The massive earthquake that struck central Chile last month, triggering a local tsunami, caused nearly 30 billion dollars in damage, the finance ministry said Wednesday.

Of the total destruction wrought by the February 27 temblor, one of the worst on record,

The government will have to absorb 9.3 billion dollars in costs resulting from the February 27 temblor.

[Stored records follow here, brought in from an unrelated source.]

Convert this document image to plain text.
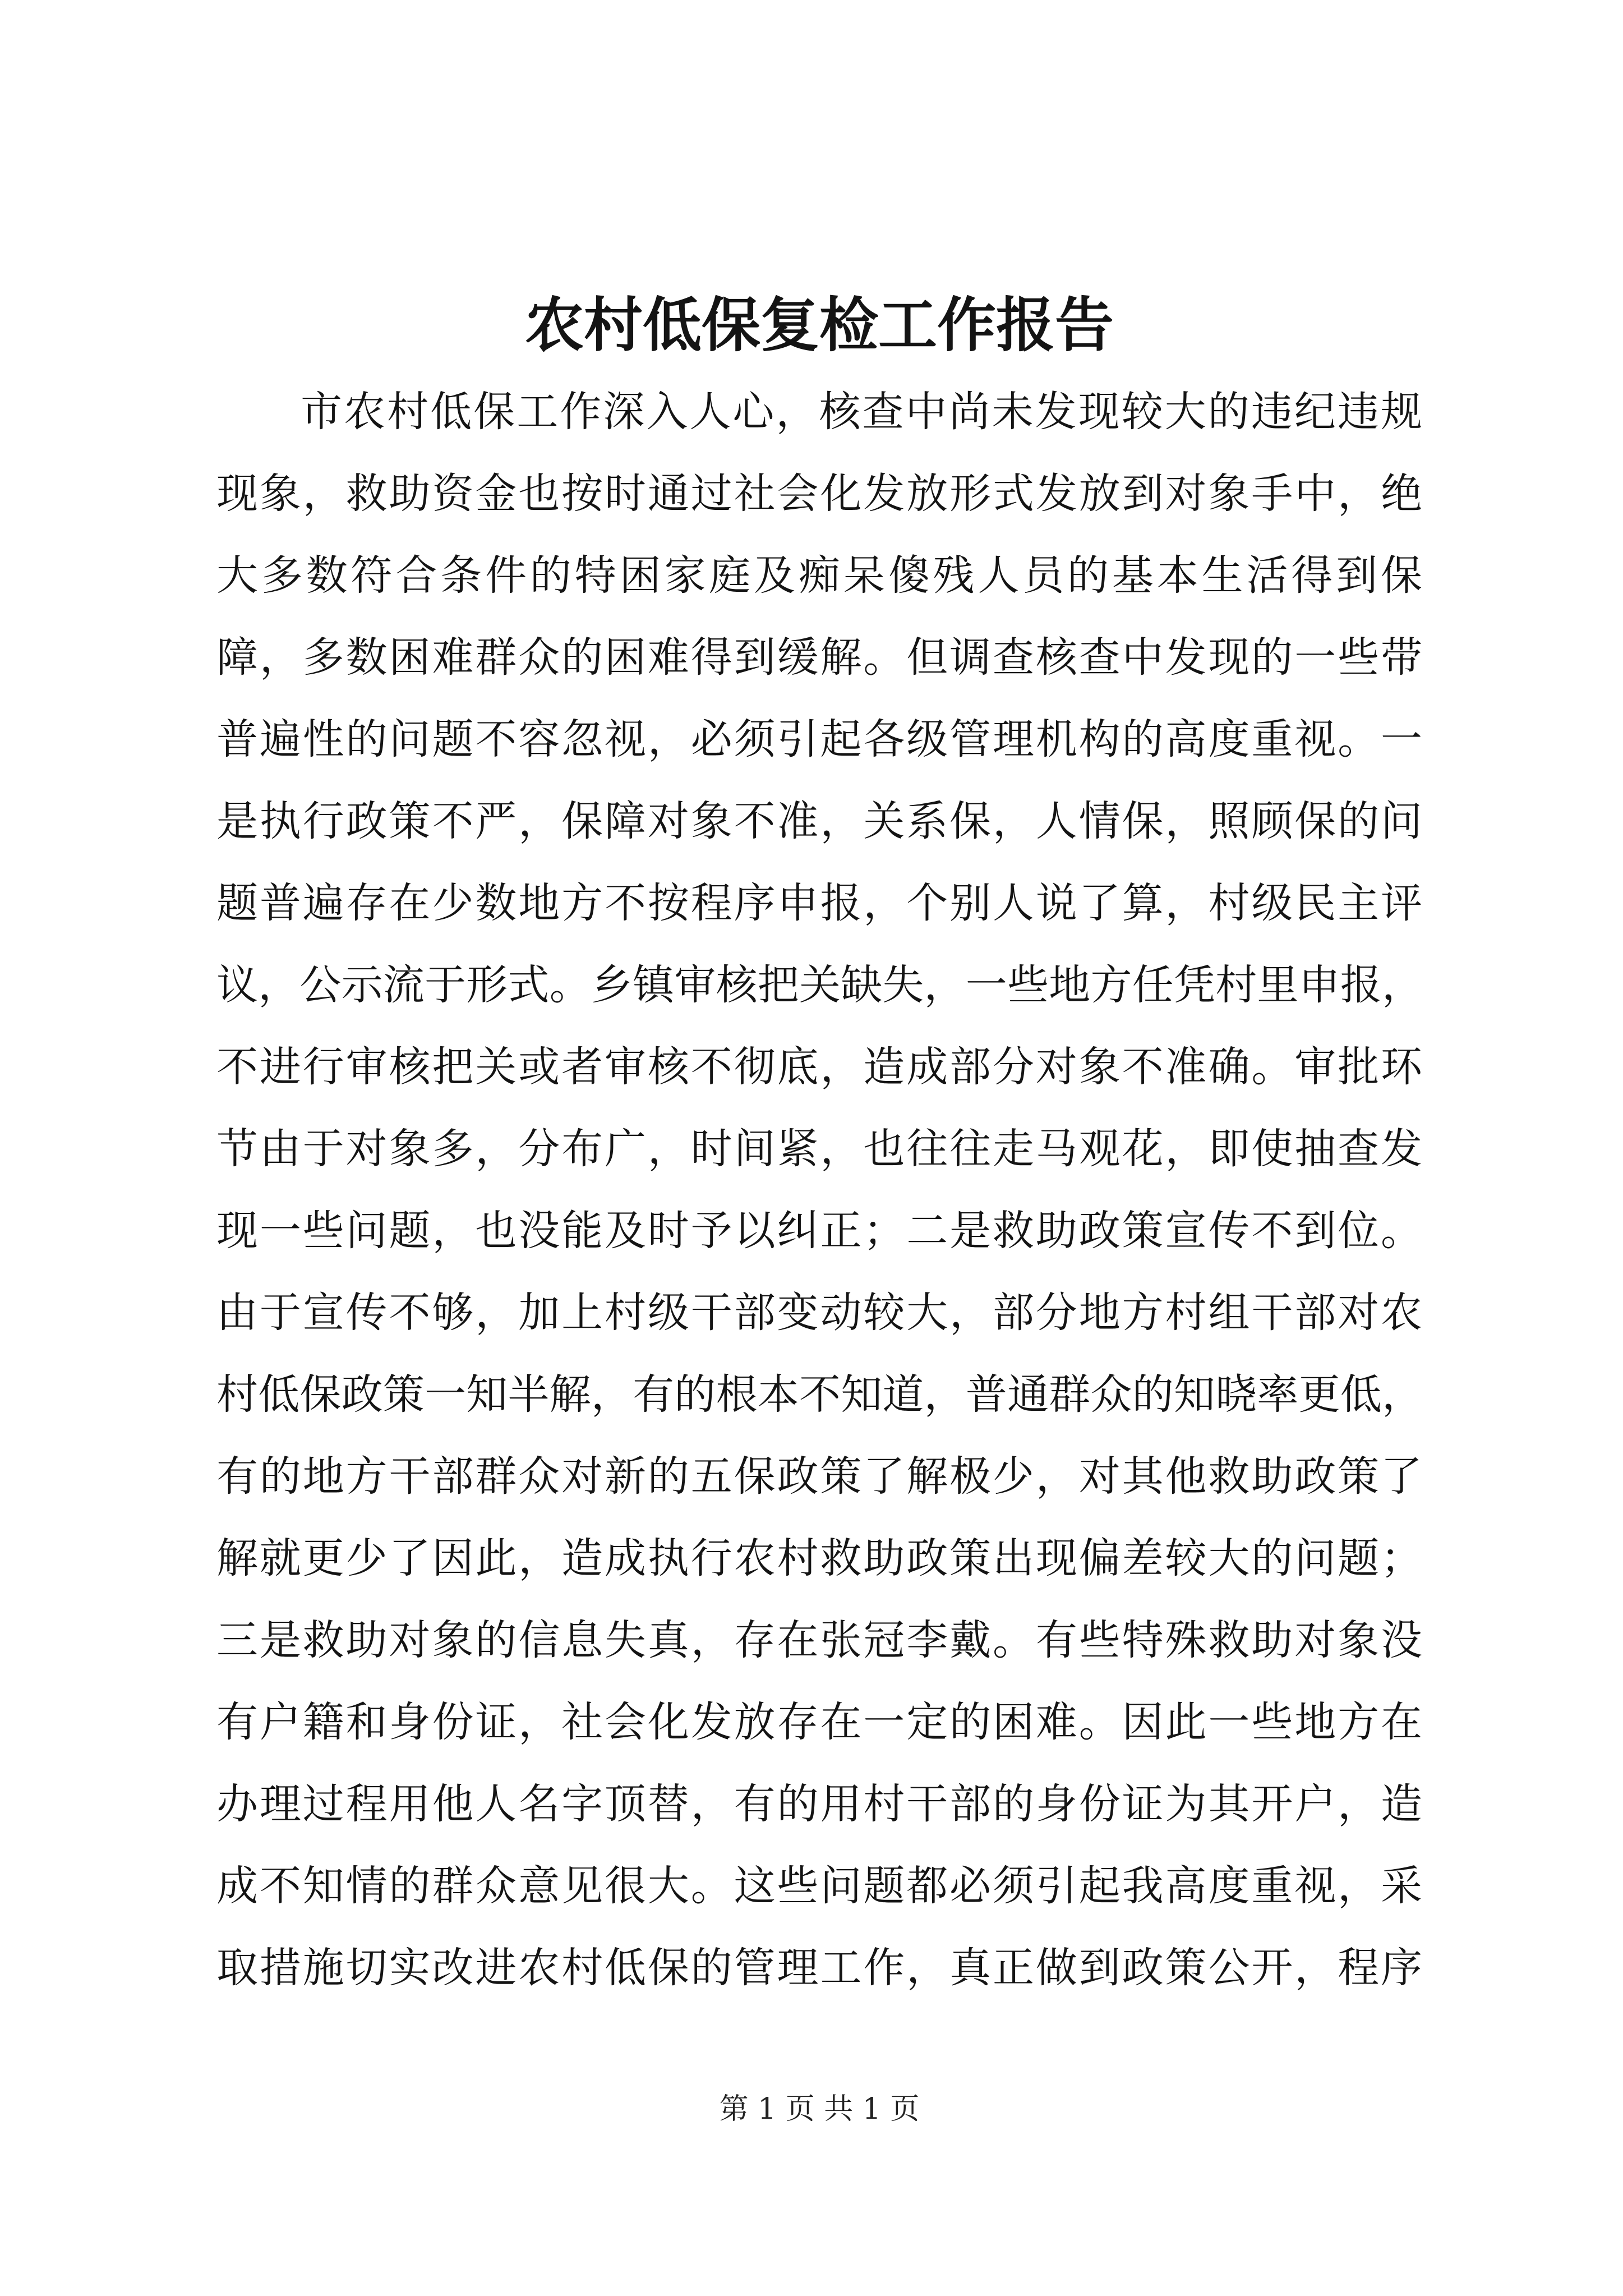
农村低保复检工作报告
市农村低保工作深入人心，核查中尚未发现较大的违纪违规
现象，救助资金也按时通过社会化发放形式发放到对象手中，绝
大多数符合条件的特困家庭及痴呆傻残人员的基本生活得到保
障，多数困难群众的困难得到缓解。但调查核查中发现的一些带
普遍性的问题不容忽视，必须引起各级管理机构的高度重视。一
是执行政策不严，保障对象不准，关系保，人情保，照顾保的问
题普遍存在少数地方不按程序申报，个别人说了算，村级民主评
议，公示流于形式。乡镇审核把关缺失，一些地方任凭村里申报，
不进行审核把关或者审核不彻底，造成部分对象不准确。审批环
节由于对象多，分布广，时间紧，也往往走马观花，即使抽查发
现一些问题，也没能及时予以纠正；二是救助政策宣传不到位。
由于宣传不够，加上村级干部变动较大，部分地方村组干部对农
村低保政策一知半解，有的根本不知道，普通群众的知晓率更低，
有的地方干部群众对新的五保政策了解极少，对其他救助政策了
解就更少了因此，造成执行农村救助政策出现偏差较大的问题；
三是救助对象的信息失真，存在张冠李戴。有些特殊救助对象没
有户籍和身份证，社会化发放存在一定的困难。因此一些地方在
办理过程用他人名字顶替，有的用村干部的身份证为其开户，造
成不知情的群众意见很大。这些问题都必须引起我高度重视，采
取措施切实改进农村低保的管理工作，真正做到政策公开，程序
第 1 页 共 1 页
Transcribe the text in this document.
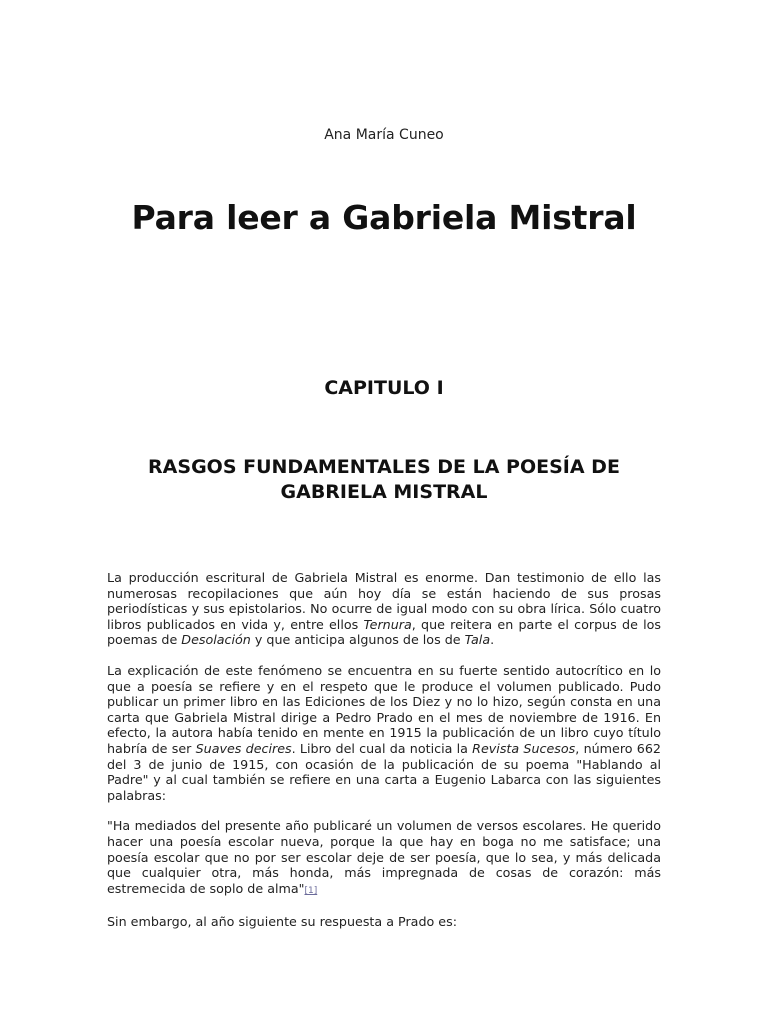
Ana María Cuneo
Para leer a Gabriela Mistral
CAPITULO I
RASGOS FUNDAMENTALES DE LA POESÍA DE GABRIELA MISTRAL

La producción escritural de Gabriela Mistral es enorme. Dan testimonio de ello las numerosas recopilaciones que aún hoy día se están haciendo de sus prosas periodísticas y sus epistolarios. No ocurre de igual modo con su obra lírica. Sólo cuatro libros publicados en vida y, entre ellos Ternura, que reitera en parte el corpus de los poemas de Desolación y que anticipa algunos de los de Tala.

La explicación de este fenómeno se encuentra en su fuerte sentido autocrítico en lo que a poesía se refiere y en el respeto que le produce el volumen publicado. Pudo publicar un primer libro en las Ediciones de los Diez y no lo hizo, según consta en una carta que Gabriela Mistral dirige a Pedro Prado en el mes de noviembre de 1916. En efecto, la autora había tenido en mente en 1915 la publicación de un libro cuyo título habría de ser Suaves decires. Libro del cual da noticia la Revista Sucesos, número 662 del 3 de junio de 1915, con ocasión de la publicación de su poema "Hablando al Padre" y al cual también se refiere en una carta a Eugenio Labarca con las siguientes palabras:

"Ha mediados del presente año publicaré un volumen de versos escolares. He querido hacer una poesía escolar nueva, porque la que hay en boga no me satisface; una poesía escolar que no por ser escolar deje de ser poesía, que lo sea, y más delicada que cualquier otra, más honda, más impregnada de cosas de corazón: más estremecida de soplo de alma"[1]

Sin embargo, al año siguiente su respuesta a Prado es:
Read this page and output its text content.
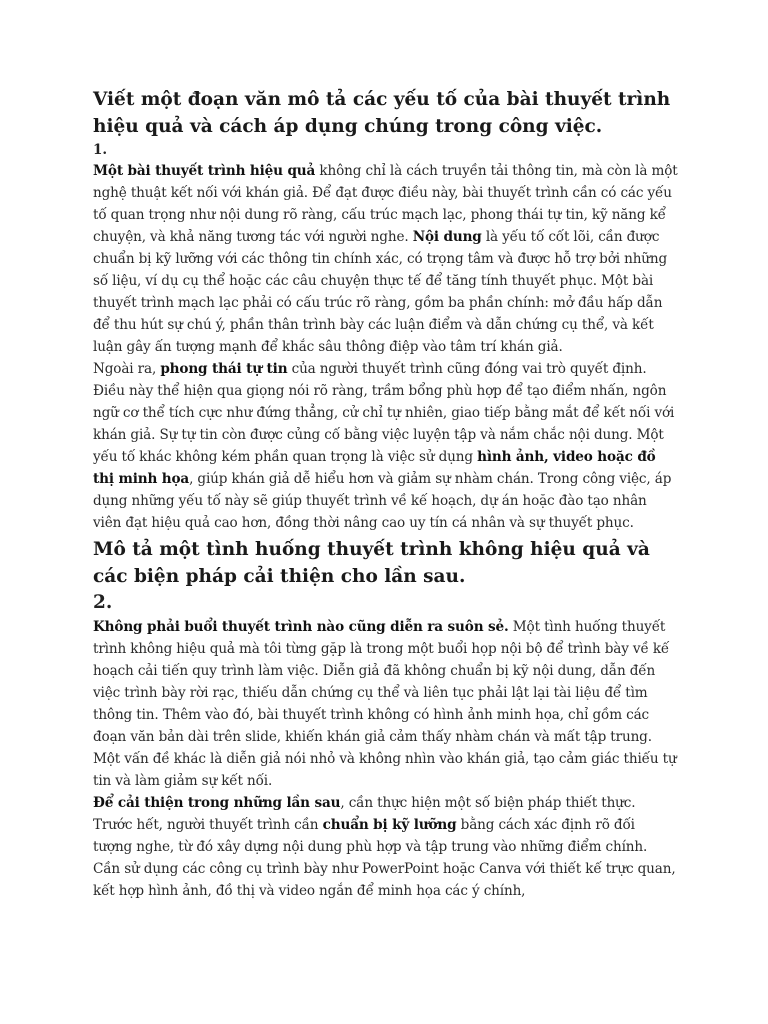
Viết một đoạn văn mô tả các yếu tố của bài thuyết trình hiệu quả và cách áp dụng chúng trong công việc.
1.

Một bài thuyết trình hiệu quả không chỉ là cách truyền tải thông tin, mà còn là một nghệ thuật kết nối với khán giả. Để đạt được điều này, bài thuyết trình cần có các yếu tố quan trọng như nội dung rõ ràng, cấu trúc mạch lạc, phong thái tự tin, kỹ năng kể chuyện, và khả năng tương tác với người nghe. Nội dung là yếu tố cốt lõi, cần được chuẩn bị kỹ lưỡng với các thông tin chính xác, có trọng tâm và được hỗ trợ bởi những số liệu, ví dụ cụ thể hoặc các câu chuyện thực tế để tăng tính thuyết phục. Một bài thuyết trình mạch lạc phải có cấu trúc rõ ràng, gồm ba phần chính: mở đầu hấp dẫn để thu hút sự chú ý, phần thân trình bày các luận điểm và dẫn chứng cụ thể, và kết luận gây ấn tượng mạnh để khắc sâu thông điệp vào tâm trí khán giả.

Ngoài ra, phong thái tự tin của người thuyết trình cũng đóng vai trò quyết định. Điều này thể hiện qua giọng nói rõ ràng, trầm bổng phù hợp để tạo điểm nhấn, ngôn ngữ cơ thể tích cực như đứng thẳng, cử chỉ tự nhiên, giao tiếp bằng mắt để kết nối với khán giả. Sự tự tin còn được củng cố bằng việc luyện tập và nắm chắc nội dung. Một yếu tố khác không kém phần quan trọng là việc sử dụng hình ảnh, video hoặc đồ thị minh họa, giúp khán giả dễ hiểu hơn và giảm sự nhàm chán. Trong công việc, áp dụng những yếu tố này sẽ giúp thuyết trình về kế hoạch, dự án hoặc đào tạo nhân viên đạt hiệu quả cao hơn, đồng thời nâng cao uy tín cá nhân và sự thuyết phục.

Mô tả một tình huống thuyết trình không hiệu quả và các biện pháp cải thiện cho lần sau.
2.

Không phải buổi thuyết trình nào cũng diễn ra suôn sẻ. Một tình huống thuyết trình không hiệu quả mà tôi từng gặp là trong một buổi họp nội bộ để trình bày về kế hoạch cải tiến quy trình làm việc. Diễn giả đã không chuẩn bị kỹ nội dung, dẫn đến việc trình bày rời rạc, thiếu dẫn chứng cụ thể và liên tục phải lật lại tài liệu để tìm thông tin. Thêm vào đó, bài thuyết trình không có hình ảnh minh họa, chỉ gồm các đoạn văn bản dài trên slide, khiến khán giả cảm thấy nhàm chán và mất tập trung. Một vấn đề khác là diễn giả nói nhỏ và không nhìn vào khán giả, tạo cảm giác thiếu tự tin và làm giảm sự kết nối.

Để cải thiện trong những lần sau, cần thực hiện một số biện pháp thiết thực. Trước hết, người thuyết trình cần chuẩn bị kỹ lưỡng bằng cách xác định rõ đối tượng nghe, từ đó xây dựng nội dung phù hợp và tập trung vào những điểm chính. Cần sử dụng các công cụ trình bày như PowerPoint hoặc Canva với thiết kế trực quan, kết hợp hình ảnh, đồ thị và video ngắn để minh họa các ý chính,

The remainder will be picked up by insurance companies (4.9 billion) and the private sector (7.8 billion), the ministry said in a report.

Additionally, the country will take a 7.6-billion-dollar loss to its output, the report said.

President Sebastian Pinera's government has not yet said how it will finance massive rebuilding needs.

The earthquake, which was especially devastating in the Biobio and Maule regions, killed 452 peop0le and left about 100 more missing.

earlier related report

Quake exposed Chile's military weakness: minister
Santiago (AFP) March 24, 2010 – Chile's defense minister said Wednesday he feared that the information and energy blackout which followed last month's massive earthquake showed the country is vulnerable to a foreign attack.

Defense Minister Jaime Ravinet denounced the collapse of the national emergency system in the hours following the quake, which struck at 3:34 am on February 27, in a speech at Chile's Military School.

"It is important to acknowledge that this natural catastrophe demonstrated a weakness in a country that seeks to belong to the First World, that wants to be developed… but where a lack of electricity and communications practically paralyzed us and that could have been from a foreign attack," he said.

The fears are not specious: Chile almost went to war with Argentina over a southern border dispute in 1978, and the conflict was only settled in 1984 after Pope John Paul II intervened.

There was also a war scare in 1979, on the 100th anniversary of the start of a war in which Bolivia lost its access to the sea and Peru lost two provinces to Chile.

In the first hours after the quake information was so sparse that the navy's Oceanography Service failed to provide a clear warning of the killer tsunami that slammed the Chilean coast.

Then-president Michelle Bachelet even went on a national broadcast and told Chileans there was no danger of a tsunami. Some people then went down to the beach, and were caught by the giant wave.

Before leaving office on March 11, Bachelet fired the head of the Oceanography Service and accepted the resignation of the head of Chile's emergency management agency, ONEMI.

The magnitude 8.8 earthquake killed 452 people, according to official figures, and about 100 have been reported missing.